- Education: University of Sussex (PhD)
- Scientific career
- Workplaces: Imperial College London, London School of Hygiene and Tropical Medicine, University of Greenwich

= Gabriella Gibson =

British medical entomologist

Gabriella "Gay" Gibson FRES is a medical entomologist in the UK, she specialises in mosquitoes. In 2013 she was appointed Professor of Medical Entomology at the University of Greenwich.

== Education and career ==
Gibson was educated at the University of Sussex where she studied a PhD looking at mosquito behaviour and was awarded the degree in 1981. She was a postdoctoral researcher at the Silwood Park campus of Imperial College London and later a lecturer at the London School of Hygiene and Tropical Medicine.

In 1998 she moved to the Natural Resource Institute at the University of Greenwich where she leads on Pest Behaviour Research. In 2013 was appointed Professor of Medical Entomology.

== Research ==
Gibson's research looks the sensory physiology and behaviour of mosquitoes and how this influences their interactions with humans and other animals.

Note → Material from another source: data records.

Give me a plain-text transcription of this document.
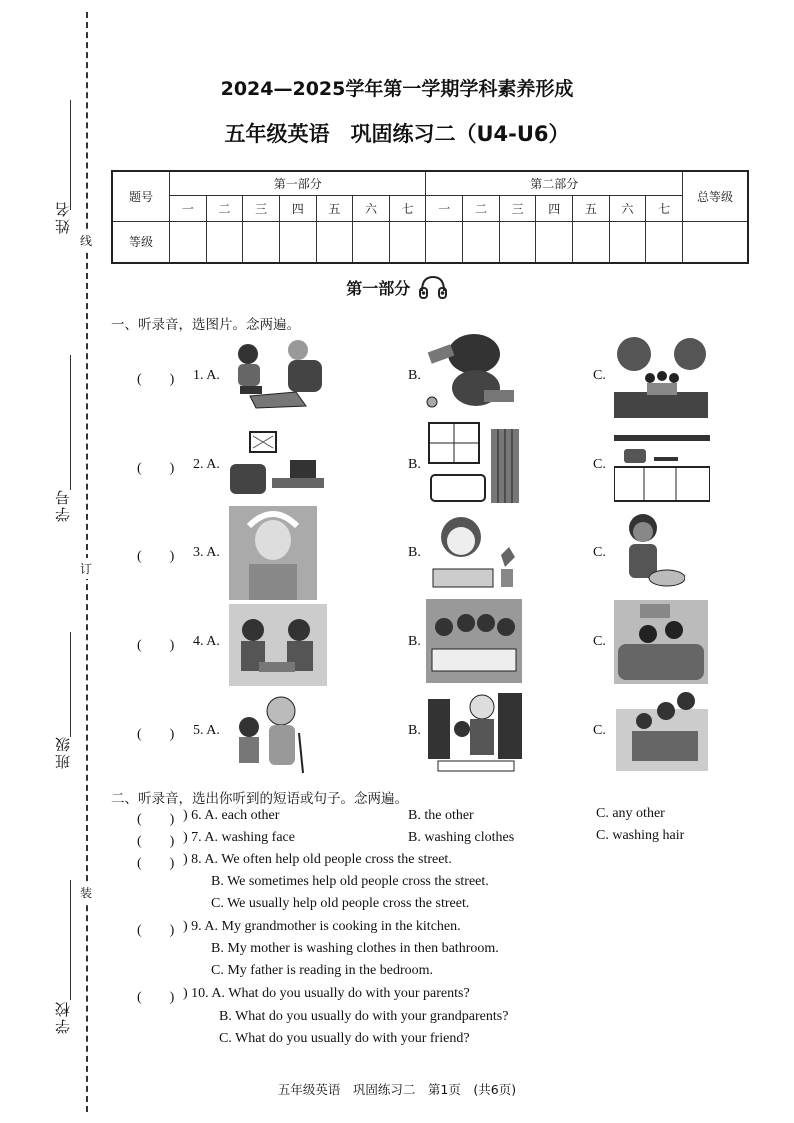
姓名
线
学号
订
班级
装
学校
2024—2025学年第一学期学科素养形成
五年级英语　巩固练习二（U4-U6）
题号	第一部分							第二部分							总等级
	一	二	三	四	五	六	七	一	二	三	四	五	六	七	
等级															
第一部分
一、听录音，选图片。念两遍。
(　　) 1. A.	B.	C.
(　　) 2. A.	B.	C.
(　　) 3. A.	B.	C.
(　　) 4. A.	B.	C.
(　　) 5. A.	B.	C.
二、听录音，选出你听到的短语或句子。念两遍。
(　　) ) 6. A. each other	B. the other	C. any other
(　　) ) 7. A. washing face	B. washing clothes	C. washing hair
(　　) ) 8. A. We often help old people cross the street.
B. We sometimes help old people cross the street.
C. We usually help old people cross the street.
(　　) ) 9. A. My grandmother is cooking in the kitchen.
B. My mother is washing clothes in then bathroom.
C. My father is reading in the bedroom.
(　　) ) 10. A. What do you usually do with your parents?
B. What do you usually do with your grandparents?
C. What do you usually do with your friend?
五年级英语　巩固练习二　第1页　(共6页)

She found that mosquitoes can adapt their acoustic behaviour to aid mating, they will adjust their wingbeat frequency to synchronise with that of a mosquito of the opposite sex flying near them, so as to aid mating in mid air. The insects listen to each other's wingbeat frequencies with a special organ on their antenna called the Johnston's organ. Her team subsequently found that mosquitoes of the same sex or of different species are not able to match wingbeat frequencies and are therefore not able to mate.

Gibson's team have created a new mosquito trap that can mimic human body odour and incorporates design to encourage mosquitoes to land on the trap surface.